Name anyone to me who puts a price on time, who values the day, who understands that he is dying each and every day. For we deceive ourselves by looking for death ahead of us, whereas a great part of death has already taken place. Whatever part of life is behind us is possessed by death. So, dear Lucilius, do what you say you are doing and embrace every hour; in this way you will have to depend less on tomorrow if you seize hold of today. While life is being postponed, it rushes past.
Everything else is beyond our grasp, only time is ours. Nature produced us to claim ownership only of this one fleeting and slippery property, from which anyone who chooses may dispossess us. And men’s stupidity is so great that they allow the most trivial cheap objects, ones easy to replace, to be charged against their credit once they have obtained them. But no one thinks he owes anything when he has received a gift of time. And yet this is the only thing that even a grateful person cannot return. You may wonder how I myself am dealing with this, since I am making these recommendations to you.

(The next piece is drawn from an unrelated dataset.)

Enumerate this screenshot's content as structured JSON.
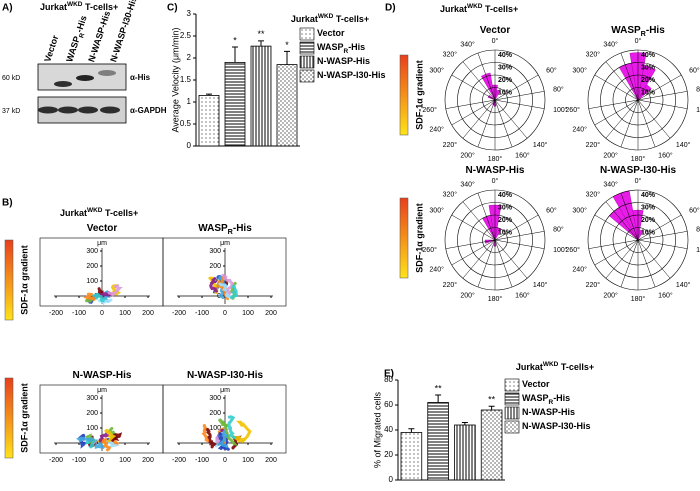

I will confess honestly that the sum of my expenses is accounted for, as happens to anyone indulgent but careful. I cannot say I am not making any losses, but I can say what I am losing and why and how.
I will be able to explain the reasons for my poverty. But the same thing has happened to me as to most people reduced to lack of resources through no fault of their own: everyone pardons me but no one comes to my aid. So what should we say? I don’t think of anyone as poor if he finds whatever little is left over is enough. But I prefer that you should keep your own resources safe, and you will be starting at a good time. For, as our ancestors realized, ‘thrift comes too late at the bottom of the barrel’, for what is left at the bottom is not only miserably little but miserably poor in quality. Keep well.